The BOJ's CP buying auction on Oct. 23 drew no bids for the third time in a row, and issuance rates are now lower than the cost of government borrowing, which BOJ officials have pointed to as the market-distorting drawback of maintaining the programme too long.
Central banks around the world have begun debating how and when to phase out their emergency steps to contain the damage wrought by the worst global financial crisis in decades.
But the government has pressed the BOJ to continue its corporate debt buying and other measures the central bank says are no longer necessary because credit markets have largely recovered from the shock of the global financial crisis.
That pressure is unlikely to end anytime soon.

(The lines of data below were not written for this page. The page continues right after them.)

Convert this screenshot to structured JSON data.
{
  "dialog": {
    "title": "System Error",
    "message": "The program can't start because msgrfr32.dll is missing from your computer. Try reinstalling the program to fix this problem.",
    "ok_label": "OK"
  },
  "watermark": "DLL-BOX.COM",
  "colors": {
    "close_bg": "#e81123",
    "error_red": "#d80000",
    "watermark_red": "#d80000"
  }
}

"The government always puts on pressure. You can't tell a dog not to bark," said Naomi Hasegawa, senior fixed-income strategist at Mitsubishi UFJ Securities.
In a sign weak demand is playing an increasing part in pushing down prices, the so-called core-core consumer price index, which strips out food and energy costs, fell 1.0 percent in September from a year ago, larger than than the 0.9 percent seen in the year to August.
The BOJ has nudged rates near zero and in July it extended the emergency measures it put in place in several stages from December last year through February this year.
BOJ officials won't admit that government pressure could influence its monetary policy decisions. But they do want to work closely with the government, and they have got the message that it isn't happy about the BOJ's view of the economy.